At the rendezvous site, everyone transfers to the hired hopper, and Vajra uses a microbot swarm to sanitise the rover, seeking to eliminate any evidence of Lipinski having been on board. Then, they send the unmanned rover back towards New Buffalo, and take off towards Port Lowell. There'll necessarily be some refuelling stops along the way, but before the first of those, Jianwei receives a call - from Maria Vega. She's pretty clearly fishing for information about the EU's position and intentions - albeit politely - and he straight-faces in response. He does mention the snakebot, and Vega confirms when asked that it might serve as a marker on a geological claim. So when that call ends, Jianwei calls Hua to ask about his current situation, letting slip more or less deliberately in the process that they believe that Mr Chen may be intending to change his national allegiance in the near future.

The hopper lands at a field outside Port Lowell, and the team take a taxi back to town, from which they intend to call the ambassador - except that she calls first, to tell them that, well, whether through their efforts or otherwise, a large cat now seems to be out of the bag. Mr Chen has declared the intention to apply for Chinese citizenship, and the Chinese have responded favourably - which will mean that a Chinese citizen's residence is deep in the middle of American territory, with a good claim to much of the surrounding area under "fair use" conventions.

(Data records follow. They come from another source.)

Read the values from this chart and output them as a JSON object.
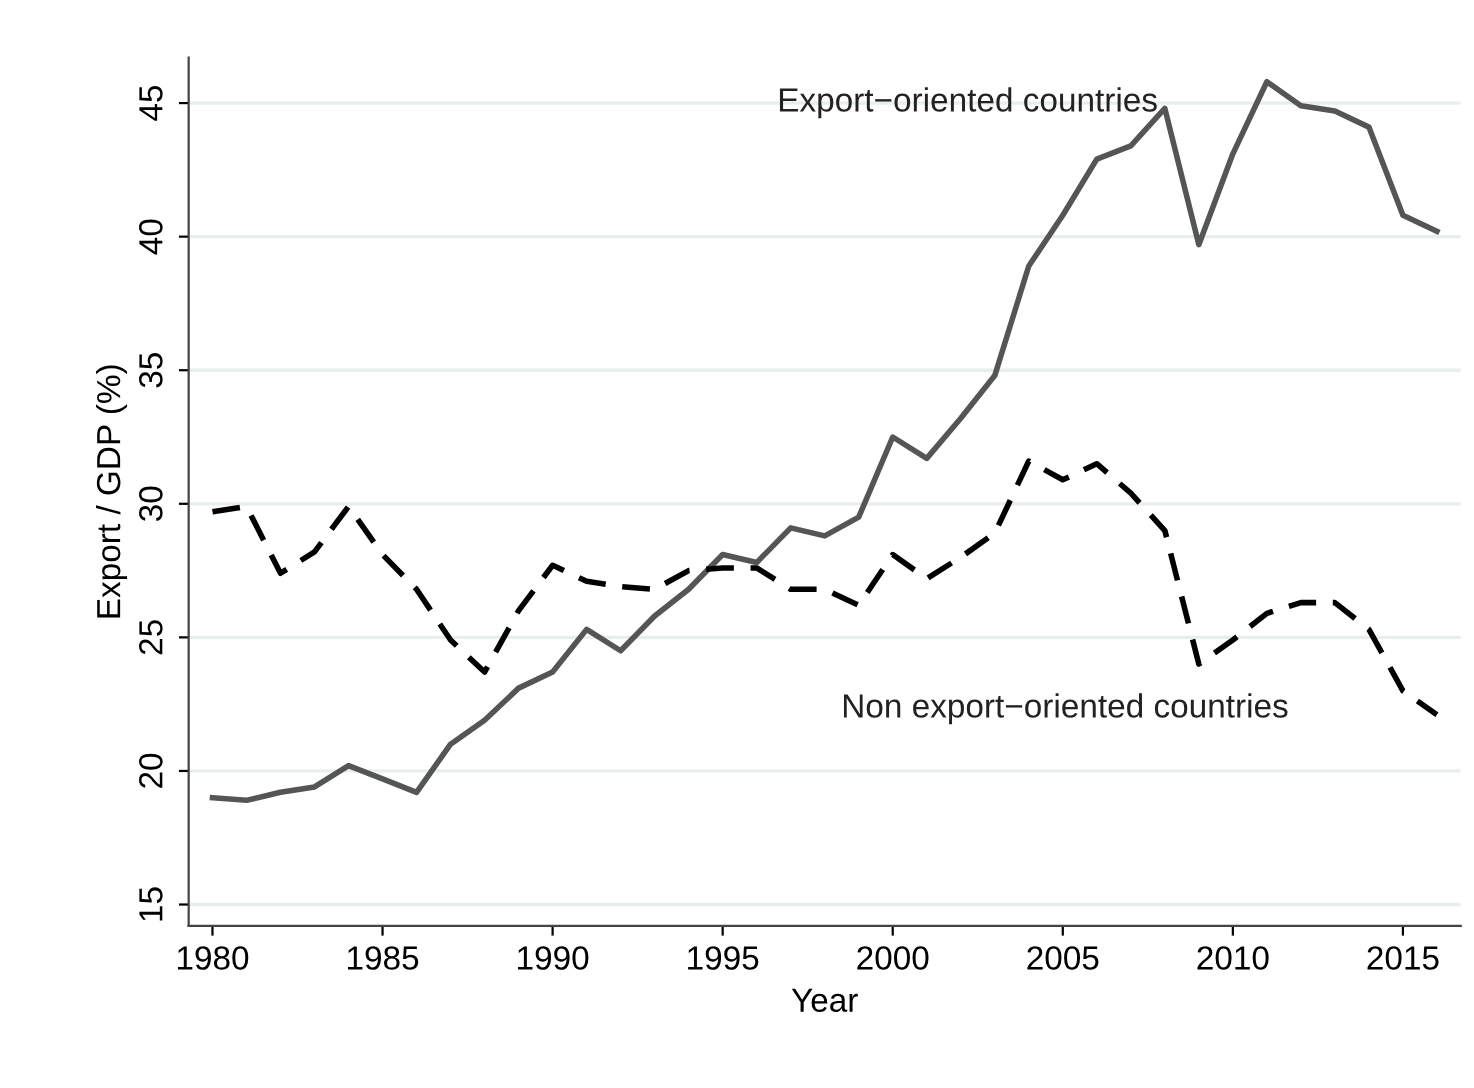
{
  "chart_data": {
    "type": "line",
    "xlabel": "Year",
    "ylabel": "Export / GDP (%)",
    "x": [
      1980,
      1981,
      1982,
      1983,
      1984,
      1985,
      1986,
      1987,
      1988,
      1989,
      1990,
      1991,
      1992,
      1993,
      1994,
      1995,
      1996,
      1997,
      1998,
      1999,
      2000,
      2001,
      2002,
      2003,
      2004,
      2005,
      2006,
      2007,
      2008,
      2009,
      2010,
      2011,
      2012,
      2013,
      2014,
      2015,
      2016
    ],
    "series": [
      {
        "name": "Export−oriented countries",
        "color": "#555555",
        "line_style": "solid",
        "values": [
          19.0,
          18.9,
          19.2,
          19.4,
          20.2,
          19.7,
          19.2,
          21.0,
          21.9,
          23.1,
          23.7,
          25.3,
          24.5,
          25.8,
          26.8,
          28.1,
          27.8,
          29.1,
          28.8,
          29.5,
          32.5,
          31.7,
          33.2,
          34.8,
          38.9,
          40.8,
          42.9,
          43.4,
          44.8,
          39.7,
          43.1,
          45.8,
          44.9,
          44.7,
          44.1,
          40.8,
          40.2
        ]
      },
      {
        "name": "Non export−oriented countries",
        "color": "#000000",
        "line_style": "dashed",
        "values": [
          29.7,
          29.9,
          27.4,
          28.2,
          29.9,
          28.1,
          26.8,
          24.9,
          23.7,
          26.0,
          27.7,
          27.1,
          26.9,
          26.8,
          27.5,
          27.6,
          27.6,
          26.8,
          26.8,
          26.2,
          28.1,
          27.2,
          28.0,
          28.9,
          31.6,
          30.9,
          31.5,
          30.4,
          29.0,
          24.0,
          24.9,
          25.9,
          26.3,
          26.3,
          25.3,
          23.0,
          22.1
        ]
      }
    ],
    "xlim": [
      1979.3,
      2016.7
    ],
    "ylim": [
      14.2,
      46.7
    ],
    "xticks": [
      1980,
      1985,
      1990,
      1995,
      2000,
      2005,
      2010,
      2015
    ],
    "yticks": [
      15,
      20,
      25,
      30,
      35,
      40,
      45
    ],
    "grid": "y",
    "legend": false,
    "marker": "none"
  }
}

The Americans have responded by registering a formal claim to the mineral deposits on and around the landslip site (with, yes, that cybershell acting as their claim marker). Everyone is doubtless scowling at everyone else.

The team admit that they're still not sure what happened, but Schmidt, the long-time career diplomat with experience of the politics of Mars, is able to make some educated guesses. Her guess is that the Chinese identified the mineral deposits first, from some previous survey or whatever, and decided to use their agent of influence to move into that area. However, the SIA must have identified Chen as a Chinese patsy, worked out what was going on, spotted the deposits themselves once they had cause to look at that area, and decided to do something about it. Schmidt doubts that the kinetic strike was meant to be homicidal - the Americans probably honestly didn't know that Zajdel was in the danger zone. Rather, the intention was probably to expose the rare earth deposits to the geologists when they came to examine the site the next day, on the plausible (and correct) assumption that, although they had been hired by Chen, they were neutral parties - giving the American Commonwealth an excuse to move in.

However, after Zajdel's late-night excursion got her temporarily killed and thus drew so much attention, everyone had to scramble and improvise. Vega was doubtless sent in to try and salvage the situation, and Chen and his handlers have been forced to show their hand in response. So both sides were trying to exploit the E.U.'s neutrality to their own ends, and will doubtless continue to do so - which may turn out to be beneficial, or just annoying. Coming out of this with provisional identification of Hua and Vega as, respectively, Chinese and US agents, and with that "dead" satellite identified as a clandestine American orbital weapons platform, is all bonus.

Anyway, Schmidt tells the team to bring Lipinski into the embassy for personal debriefing, and he's willing to go along. They assure him that, even if they weren't pretty sure that no one is aiming orbital weapons now, this is a safe place - the effect of which is only spoilt when he meets a cluster of maintenance cybershells, and is told that they are just completing the repairs occasioned by the last armed assault on the place.